Chapter 10: "Tell Me a Story"
Perspectives on Children from the Acts of the Apostles
Joel B. Green
Though Mr. Green begins by contrasting all the references to children in Luke's gospel to noticeably few in Acts, somehow, he finds them!
He begins by pointing out that the long narratives from the Old Testament are full of references to children. He points out that not only did God take care of them in the dire circumstances referenced in the OT but they are critical to God keeping His promises to Israel. [TCITB p. 216]
Green says, "[S]harply put, the narrative of Acts provides us with almost nothing by way of raw material for assembling how we might think about children or act toward them. However, Acts does promote the formation of communities and persons-in-community whose discipleship of Jesus, whose allegiance to God, and whose empowerment by the Holy Spirit lead to dispositions and practices of faith and hospitality among children, together with other inhabitants of the margins of our world." [TCITB p. 217]
He discusses "household baptism" with it's implications for baptizing children reminding us that the practice emphasized the value of infants in a culture that didn't value infants. [TCITB p 217]

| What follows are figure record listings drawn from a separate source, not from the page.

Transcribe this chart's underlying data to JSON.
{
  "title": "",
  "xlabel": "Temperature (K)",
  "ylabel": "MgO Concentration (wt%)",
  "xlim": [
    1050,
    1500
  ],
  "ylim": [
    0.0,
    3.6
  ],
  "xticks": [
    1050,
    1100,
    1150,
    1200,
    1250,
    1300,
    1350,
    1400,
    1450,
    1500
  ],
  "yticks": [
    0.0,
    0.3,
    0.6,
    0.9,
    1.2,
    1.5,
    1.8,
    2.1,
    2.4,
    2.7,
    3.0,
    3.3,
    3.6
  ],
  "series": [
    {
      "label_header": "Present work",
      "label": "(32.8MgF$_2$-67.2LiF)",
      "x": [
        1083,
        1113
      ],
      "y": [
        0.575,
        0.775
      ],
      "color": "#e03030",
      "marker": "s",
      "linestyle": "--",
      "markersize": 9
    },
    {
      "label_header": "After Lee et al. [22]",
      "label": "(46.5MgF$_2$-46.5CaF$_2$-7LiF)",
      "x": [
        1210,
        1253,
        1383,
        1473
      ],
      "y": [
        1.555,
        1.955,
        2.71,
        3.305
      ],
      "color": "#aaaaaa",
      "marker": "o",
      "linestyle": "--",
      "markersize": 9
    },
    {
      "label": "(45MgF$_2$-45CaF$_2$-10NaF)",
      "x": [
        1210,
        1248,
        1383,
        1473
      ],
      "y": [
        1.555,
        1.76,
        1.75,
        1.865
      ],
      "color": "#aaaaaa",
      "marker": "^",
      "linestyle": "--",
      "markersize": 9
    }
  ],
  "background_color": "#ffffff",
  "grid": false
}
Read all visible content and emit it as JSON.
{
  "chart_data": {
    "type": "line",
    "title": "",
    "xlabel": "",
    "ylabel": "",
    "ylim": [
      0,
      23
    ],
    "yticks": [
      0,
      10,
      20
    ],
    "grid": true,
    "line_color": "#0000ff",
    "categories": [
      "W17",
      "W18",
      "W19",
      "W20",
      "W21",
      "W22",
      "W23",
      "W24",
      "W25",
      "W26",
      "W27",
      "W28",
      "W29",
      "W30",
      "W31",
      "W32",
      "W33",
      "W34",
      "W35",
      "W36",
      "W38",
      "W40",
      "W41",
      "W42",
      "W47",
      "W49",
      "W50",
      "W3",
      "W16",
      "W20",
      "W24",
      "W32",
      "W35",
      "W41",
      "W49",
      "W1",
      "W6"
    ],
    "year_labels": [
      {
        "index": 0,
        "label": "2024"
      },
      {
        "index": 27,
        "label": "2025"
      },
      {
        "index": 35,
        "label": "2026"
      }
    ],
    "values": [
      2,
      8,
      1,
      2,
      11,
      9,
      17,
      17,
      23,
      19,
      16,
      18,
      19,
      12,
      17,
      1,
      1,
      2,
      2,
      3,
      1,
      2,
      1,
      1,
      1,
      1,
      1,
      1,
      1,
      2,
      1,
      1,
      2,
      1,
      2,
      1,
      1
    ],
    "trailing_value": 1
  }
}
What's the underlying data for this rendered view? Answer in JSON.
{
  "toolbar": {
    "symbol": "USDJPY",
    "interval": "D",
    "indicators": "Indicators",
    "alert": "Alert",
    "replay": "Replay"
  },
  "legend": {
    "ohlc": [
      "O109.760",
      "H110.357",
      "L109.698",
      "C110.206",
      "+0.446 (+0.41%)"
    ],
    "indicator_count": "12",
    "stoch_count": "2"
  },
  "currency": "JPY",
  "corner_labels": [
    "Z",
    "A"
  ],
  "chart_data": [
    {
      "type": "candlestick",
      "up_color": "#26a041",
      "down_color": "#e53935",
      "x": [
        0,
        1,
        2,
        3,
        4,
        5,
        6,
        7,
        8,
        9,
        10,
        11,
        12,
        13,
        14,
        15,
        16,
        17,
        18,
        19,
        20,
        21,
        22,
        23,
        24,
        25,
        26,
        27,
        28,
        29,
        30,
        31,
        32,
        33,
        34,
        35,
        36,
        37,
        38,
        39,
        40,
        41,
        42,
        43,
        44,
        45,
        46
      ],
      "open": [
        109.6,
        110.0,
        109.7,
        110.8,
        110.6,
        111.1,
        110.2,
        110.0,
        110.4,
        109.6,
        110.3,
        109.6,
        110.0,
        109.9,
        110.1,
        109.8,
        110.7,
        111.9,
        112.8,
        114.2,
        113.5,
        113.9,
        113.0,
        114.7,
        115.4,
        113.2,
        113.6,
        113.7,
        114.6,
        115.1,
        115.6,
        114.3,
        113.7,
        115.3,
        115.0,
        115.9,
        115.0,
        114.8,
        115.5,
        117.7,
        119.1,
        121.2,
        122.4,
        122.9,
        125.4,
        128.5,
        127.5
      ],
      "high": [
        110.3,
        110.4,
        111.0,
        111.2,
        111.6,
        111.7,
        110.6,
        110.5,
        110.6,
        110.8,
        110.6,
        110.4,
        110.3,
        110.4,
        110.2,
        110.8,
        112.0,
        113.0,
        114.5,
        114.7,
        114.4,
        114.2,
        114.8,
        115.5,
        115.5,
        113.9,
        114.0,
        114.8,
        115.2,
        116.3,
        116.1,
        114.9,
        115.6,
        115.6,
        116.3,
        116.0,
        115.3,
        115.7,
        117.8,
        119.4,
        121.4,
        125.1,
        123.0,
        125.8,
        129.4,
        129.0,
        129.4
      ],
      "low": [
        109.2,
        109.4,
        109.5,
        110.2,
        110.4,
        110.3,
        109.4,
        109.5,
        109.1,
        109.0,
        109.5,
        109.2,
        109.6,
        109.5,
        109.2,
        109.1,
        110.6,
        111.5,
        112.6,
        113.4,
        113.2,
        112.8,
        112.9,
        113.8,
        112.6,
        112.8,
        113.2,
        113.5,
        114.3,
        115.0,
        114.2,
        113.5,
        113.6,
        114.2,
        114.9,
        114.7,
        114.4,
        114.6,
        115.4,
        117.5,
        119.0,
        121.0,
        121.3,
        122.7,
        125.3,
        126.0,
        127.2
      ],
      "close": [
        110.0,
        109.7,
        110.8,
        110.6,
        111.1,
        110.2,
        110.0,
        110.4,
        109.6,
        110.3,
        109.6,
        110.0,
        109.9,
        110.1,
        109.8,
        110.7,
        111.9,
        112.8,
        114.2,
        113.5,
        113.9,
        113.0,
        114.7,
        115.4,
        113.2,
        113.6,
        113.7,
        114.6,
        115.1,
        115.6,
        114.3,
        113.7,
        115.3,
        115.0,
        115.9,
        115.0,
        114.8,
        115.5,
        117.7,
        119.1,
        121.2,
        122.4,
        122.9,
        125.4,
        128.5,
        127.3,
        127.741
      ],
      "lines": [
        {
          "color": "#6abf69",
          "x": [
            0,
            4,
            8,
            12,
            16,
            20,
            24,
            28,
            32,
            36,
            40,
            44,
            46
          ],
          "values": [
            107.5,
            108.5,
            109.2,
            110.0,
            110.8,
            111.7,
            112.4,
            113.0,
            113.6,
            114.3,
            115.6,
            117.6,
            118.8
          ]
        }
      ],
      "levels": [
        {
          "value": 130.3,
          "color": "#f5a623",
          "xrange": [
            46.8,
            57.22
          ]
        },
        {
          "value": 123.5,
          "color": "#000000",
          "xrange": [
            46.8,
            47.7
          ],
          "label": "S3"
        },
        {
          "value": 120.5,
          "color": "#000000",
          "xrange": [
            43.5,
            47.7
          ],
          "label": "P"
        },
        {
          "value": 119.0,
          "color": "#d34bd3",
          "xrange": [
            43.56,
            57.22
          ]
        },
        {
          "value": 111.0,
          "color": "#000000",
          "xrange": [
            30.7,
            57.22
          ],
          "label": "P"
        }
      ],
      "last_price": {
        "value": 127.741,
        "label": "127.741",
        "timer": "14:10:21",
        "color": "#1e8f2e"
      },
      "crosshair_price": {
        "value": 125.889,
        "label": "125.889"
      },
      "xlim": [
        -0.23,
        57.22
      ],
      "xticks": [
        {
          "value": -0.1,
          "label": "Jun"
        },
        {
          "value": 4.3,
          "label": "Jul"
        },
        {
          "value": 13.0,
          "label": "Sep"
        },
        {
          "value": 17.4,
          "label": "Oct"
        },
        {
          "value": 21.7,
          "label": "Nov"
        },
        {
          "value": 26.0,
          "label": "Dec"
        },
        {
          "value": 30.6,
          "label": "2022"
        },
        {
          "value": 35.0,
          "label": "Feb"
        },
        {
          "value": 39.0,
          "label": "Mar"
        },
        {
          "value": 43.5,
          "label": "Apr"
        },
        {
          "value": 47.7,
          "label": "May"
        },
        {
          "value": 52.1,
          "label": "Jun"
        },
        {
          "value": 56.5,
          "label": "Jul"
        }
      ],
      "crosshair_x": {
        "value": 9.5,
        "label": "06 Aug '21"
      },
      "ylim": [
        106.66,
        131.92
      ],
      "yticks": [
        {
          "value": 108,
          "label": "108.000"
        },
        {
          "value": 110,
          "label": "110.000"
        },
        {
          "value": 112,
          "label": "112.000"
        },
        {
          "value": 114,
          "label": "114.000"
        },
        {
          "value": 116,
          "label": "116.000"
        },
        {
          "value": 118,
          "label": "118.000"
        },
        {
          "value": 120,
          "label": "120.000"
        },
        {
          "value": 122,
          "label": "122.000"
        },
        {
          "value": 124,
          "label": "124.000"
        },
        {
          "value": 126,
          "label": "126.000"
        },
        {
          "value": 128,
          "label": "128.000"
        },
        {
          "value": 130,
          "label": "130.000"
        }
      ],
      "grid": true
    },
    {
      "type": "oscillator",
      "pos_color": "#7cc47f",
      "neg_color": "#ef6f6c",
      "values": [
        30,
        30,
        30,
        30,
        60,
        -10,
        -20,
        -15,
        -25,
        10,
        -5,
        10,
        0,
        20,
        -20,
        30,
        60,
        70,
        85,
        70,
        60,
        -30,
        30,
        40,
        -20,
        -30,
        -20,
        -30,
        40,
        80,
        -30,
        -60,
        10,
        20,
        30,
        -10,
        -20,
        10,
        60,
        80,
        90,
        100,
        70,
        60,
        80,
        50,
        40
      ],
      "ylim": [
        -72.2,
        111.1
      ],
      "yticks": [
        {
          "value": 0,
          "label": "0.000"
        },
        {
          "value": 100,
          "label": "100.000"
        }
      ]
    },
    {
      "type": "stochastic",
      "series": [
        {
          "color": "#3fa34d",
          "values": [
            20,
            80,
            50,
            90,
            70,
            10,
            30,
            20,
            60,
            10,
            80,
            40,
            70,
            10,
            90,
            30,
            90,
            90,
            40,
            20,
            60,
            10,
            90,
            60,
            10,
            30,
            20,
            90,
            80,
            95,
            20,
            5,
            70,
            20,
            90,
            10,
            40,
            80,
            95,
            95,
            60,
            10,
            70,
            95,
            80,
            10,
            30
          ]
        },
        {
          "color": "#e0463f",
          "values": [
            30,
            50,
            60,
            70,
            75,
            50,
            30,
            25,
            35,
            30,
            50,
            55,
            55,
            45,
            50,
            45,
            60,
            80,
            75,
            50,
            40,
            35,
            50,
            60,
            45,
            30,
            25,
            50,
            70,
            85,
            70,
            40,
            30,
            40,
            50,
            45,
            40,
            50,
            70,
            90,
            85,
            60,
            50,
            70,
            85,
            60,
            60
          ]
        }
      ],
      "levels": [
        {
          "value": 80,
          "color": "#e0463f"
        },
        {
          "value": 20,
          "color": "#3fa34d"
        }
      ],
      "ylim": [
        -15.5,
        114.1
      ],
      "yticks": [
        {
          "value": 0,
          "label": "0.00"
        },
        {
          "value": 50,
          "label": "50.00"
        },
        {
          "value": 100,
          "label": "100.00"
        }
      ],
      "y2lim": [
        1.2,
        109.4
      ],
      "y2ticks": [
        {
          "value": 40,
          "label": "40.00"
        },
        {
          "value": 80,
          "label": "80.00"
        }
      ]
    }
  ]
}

He discusses the "importance of narrative in identity development and moral formation". [TCITB p. 218] He shares some fascinating thoughts about how "story" shapes our identity and practices culturally and Biblically. [TCITB p. 219] This is a must-read!
He discusses "the narrative of conversion" particularly in the context of community - focusing less on the individual and more on the larger scheme of the purposes of God in ways you probably haven't heard before. [TCITB p. 222-223]
He refers to Luke, making astute observations about the intermingling and shaking of old and new as the early church emerged with implications for today. [TCITB p. 223-224]
His short but succinct reminder that "there is no escaping the inclusion of children in the 'all flesh' of Acts 2:37 "and his comments are inclusive and affirming of children sharing and communicating God's vision with the faith community. [TCITB p. 224]
Mr. Green discusses the inter-relationship between the early church's proclamation of the Resurrection and her voluntarily selling her possessions in order to give and to care for the needy [TCITB p. 226-227].
He talks about the deliverance of children being used for financial gain [TCITB p. 227], and attention to otherwise endangered children [TCITB p. 227].
His discussion of home, household, hospitality, and the presence of God in unexpected places is profound in part, but not exclusively, because children live in homes. The implications are far-reaching and worth pondering . . . [TCITB p. 227-228]
Mr Green succeeds finding children and implications for the church today regarding children in a place where they are hard to find. Alot to ponder in this chapter.